The Reserve Bank of India (RBI) Governor Duvvuri Subbarao is absolutely right in maintaining that it is “inaccurate, unfair and misleading” to attribute the current economic slowdown to tight monetary policy. The moderation of growth over the past two years is largely a result of bruised investor confidence. This in turn is a product of Government’s policy paralysis, reflected in projects getting mired because of investment bottlenecks, many created by the lack of a coherent approach towards land acquisition and environmental clearances. Subbarao is also not wrong in noting that the RBI’s flexibility in bringing down interest rates was constrained by the Government’s fiscal profligacy, particularly during 2009-12. Given the Government’s lack of any intent to put its fiscal house in order until the latter half of 2012, and wholesale price inflation levels hovering around 9 to 10 per cent for much of 2010 and 2011, the RBI couldn’t have risked embarking on an aggressive rate cutting spree then.
But all this is history. The RBI Governor’s parting shots at the Government, or the present Finance Minister’s not-so-veiled criticism of his predecessor’s inaction, may generate a useful debate about what led to the present crisis. But it will not help in dealing with the problem at hand, which is not inflation as much as a deepening growth and investment slowdown. There can be no clearer confirmation of this than the Central Statistics Office’s data released on Friday, which shows the annual growth in GDP and gross fixed capital formation for the April-June quarter at 4.4 per cent and minus 1.2 per cent respectively. Together with a measly 1.6 per cent growth in real private consumption expenditure, the numbers suggest a drying up of both investment and disposable incomes. Without growth returning, India cannot hope to attract the foreign capital flows necessary to stabilise the rupee and contain the impact of imported inflation.

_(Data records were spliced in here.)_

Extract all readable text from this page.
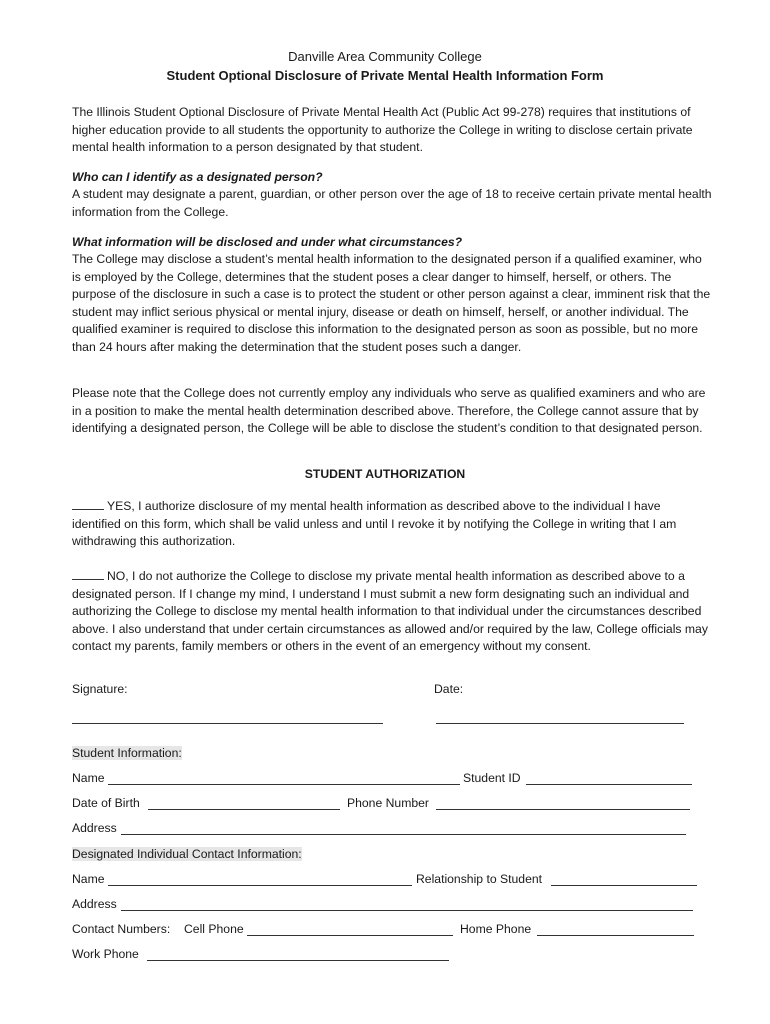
Danville Area Community College
Student Optional Disclosure of Private Mental Health Information Form
The Illinois Student Optional Disclosure of Private Mental Health Act (Public Act 99-278) requires that institutions of higher education provide to all students the opportunity to authorize the College in writing to disclose certain private mental health information to a person designated by that student.
Who can I identify as a designated person?
A student may designate a parent, guardian, or other person over the age of 18 to receive certain private mental health information from the College.
What information will be disclosed and under what circumstances?
The College may disclose a student’s mental health information to the designated person if a qualified examiner, who is employed by the College, determines that the student poses a clear danger to himself, herself, or others. The purpose of the disclosure in such a case is to protect the student or other person against a clear, imminent risk that the student may inflict serious physical or mental injury, disease or death on himself, herself, or another individual. The qualified examiner is required to disclose this information to the designated person as soon as possible, but no more than 24 hours after making the determination that the student poses such a danger.
Please note that the College does not currently employ any individuals who serve as qualified examiners and who are in a position to make the mental health determination described above. Therefore, the College cannot assure that by identifying a designated person, the College will be able to disclose the student’s condition to that designated person.
STUDENT AUTHORIZATION
YES, I authorize disclosure of my mental health information as described above to the individual I have identified on this form, which shall be valid unless and until I revoke it by notifying the College in writing that I am withdrawing this authorization.
NO, I do not authorize the College to disclose my private mental health information as described above to a designated person. If I change my mind, I understand I must submit a new form designating such an individual and authorizing the College to disclose my mental health information to that individual under the circumstances described above. I also understand that under certain circumstances as allowed and/or required by the law, College officials may contact my parents, family members or others in the event of an emergency without my consent.
Signature:	Date:
Student Information:
Name	Student ID
Date of Birth	Phone Number
Address
Designated Individual Contact Information:
Name	Relationship to Student
Address
Contact Numbers: Cell Phone	Home Phone
Work Phone
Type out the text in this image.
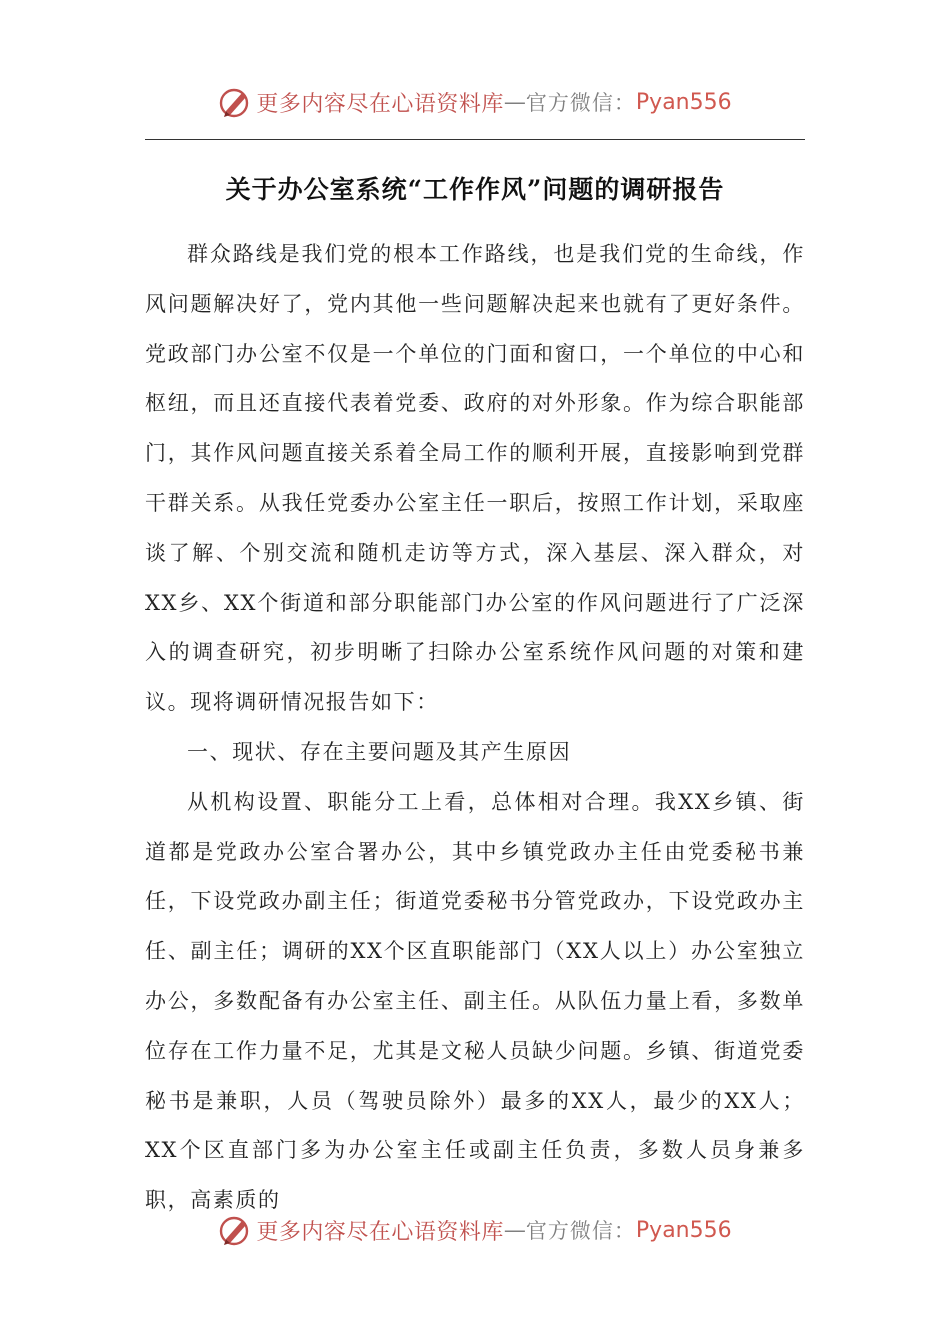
更多内容尽在心语资料库 — 官方微信： Pyan556
关于办公室系统“工作作风”问题的调研报告

群众路线是我们党的根本工作路线，也是我们党的生命线，作风问题解决好了，党内其他一些问题解决起来也就有了更好条件。党政部门办公室不仅是一个单位的门面和窗口，一个单位的中心和枢纽，而且还直接代表着党委、政府的对外形象。作为综合职能部门，其作风问题直接关系着全局工作的顺利开展，直接影响到党群干群关系。从我任党委办公室主任一职后，按照工作计划，采取座谈了解、个别交流和随机走访等方式，深入基层、深入群众，对XX乡、XX个街道和部分职能部门办公室的作风问题进行了广泛深入的调查研究，初步明晰了扫除办公室系统作风问题的对策和建议。现将调研情况报告如下：

一、现状、存在主要问题及其产生原因

从机构设置、职能分工上看，总体相对合理。我XX乡镇、街道都是党政办公室合署办公，其中乡镇党政办主任由党委秘书兼任，下设党政办副主任；街道党委秘书分管党政办，下设党政办主任、副主任；调研的XX个区直职能部门（XX人以上）办公室独立办公，多数配备有办公室主任、副主任。从队伍力量上看，多数单位存在工作力量不足，尤其是文秘人员缺少问题。乡镇、街道党委秘书是兼职，人员（驾驶员除外）最多的XX人，最少的XX人；XX个区直部门多为办公室主任或副主任负责，多数人员身兼多职，高素质的

更多内容尽在心语资料库 — 官方微信： Pyan556
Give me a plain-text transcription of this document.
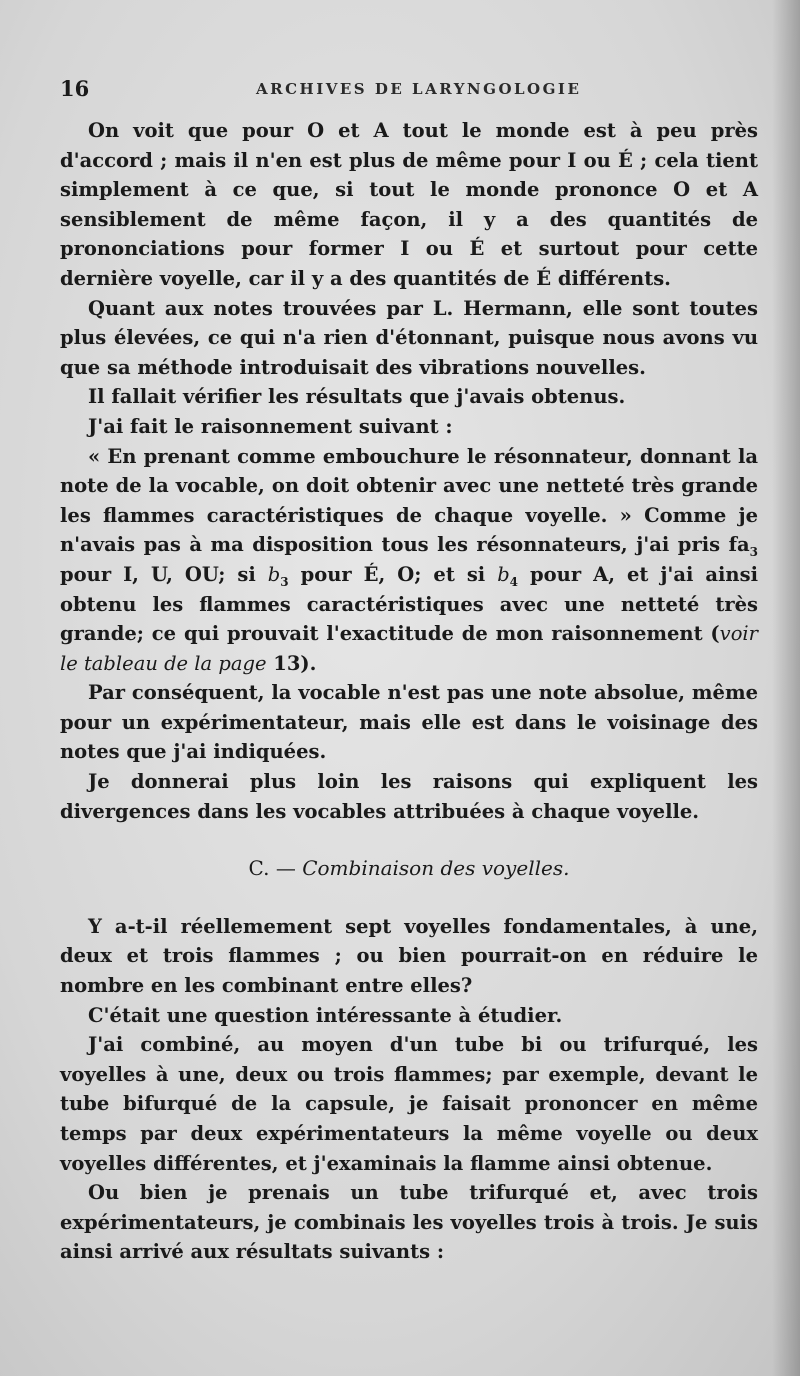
16	ARCHIVES DE LARYNGOLOGIE

On voit que pour O et A tout le monde est à peu près d'accord ; mais il n'en est plus de même pour I ou É ; cela tient simplement à ce que, si tout le monde prononce O et A sensiblement de même façon, il y a des quantités de prononciations pour former I ou É et surtout pour cette dernière voyelle, car il y a des quantités de É différents.

Quant aux notes trouvées par L. Hermann, elle sont toutes plus élevées, ce qui n'a rien d'étonnant, puisque nous avons vu que sa méthode introduisait des vibrations nouvelles.

Il fallait vérifier les résultats que j'avais obtenus.

J'ai fait le raisonnement suivant :

« En prenant comme embouchure le résonnateur, donnant la note de la vocable, on doit obtenir avec une netteté très grande les flammes caractéristiques de chaque voyelle. » Comme je n'avais pas à ma disposition tous les résonnateurs, j'ai pris $fa_3$ pour I, U, OU; si $b_3$ pour É, O; et si $b_4$ pour A, et j'ai ainsi obtenu les flammes caractéristiques avec une netteté très grande; ce qui prouvait l'exactitude de mon raisonnement (voir le tableau de la page 13).

Par conséquent, la vocable n'est pas une note absolue, même pour un expérimentateur, mais elle est dans le voisinage des notes que j'ai indiquées.

Je donnerai plus loin les raisons qui expliquent les divergences dans les vocables attribuées à chaque voyelle.

C. — Combinaison des voyelles.

Y a-t-il réellemement sept voyelles fondamentales, à une, deux et trois flammes ; ou bien pourrait-on en réduire le nombre en les combinant entre elles?

C'était une question intéressante à étudier.

J'ai combiné, au moyen d'un tube bi ou trifurqué, les voyelles à une, deux ou trois flammes; par exemple, devant le tube bifurqué de la capsule, je faisait prononcer en même temps par deux expérimentateurs la même voyelle ou deux voyelles différentes, et j'examinais la flamme ainsi obtenue.

Ou bien je prenais un tube trifurqué et, avec trois expérimentateurs, je combinais les voyelles trois à trois. Je suis ainsi arrivé aux résultats suivants :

The situation today demands a coordinated response from the Government and the RBI, one that identifies growth as the dominant concern. The Government’s focus should be on fiscal consolidation, with emphasis on redirecting the savings from compressed subsidies and other wasteful consumption spending towards public investment in infrastructure projects that have the maximum ‘multiplier effect’. This should be complemented by aggressive repo rate cuts and lower cash reserve requirements for banks from the RBI’s side. If nothing else, it will reduce the interest outgo for cash-strapped firms and spur construction activity because of cheaper home loans. Subbarao will be remembered as a Governor who resisted the Government’s attempts at dictating monetary policy and undermining the RBI’s autonomy. He has made the point and is going out without losing the battle. One hopes Subbarao’s successor is able to adopt a more accommodative monetary stance on the clear understanding that the Government will keep its side of the bargain.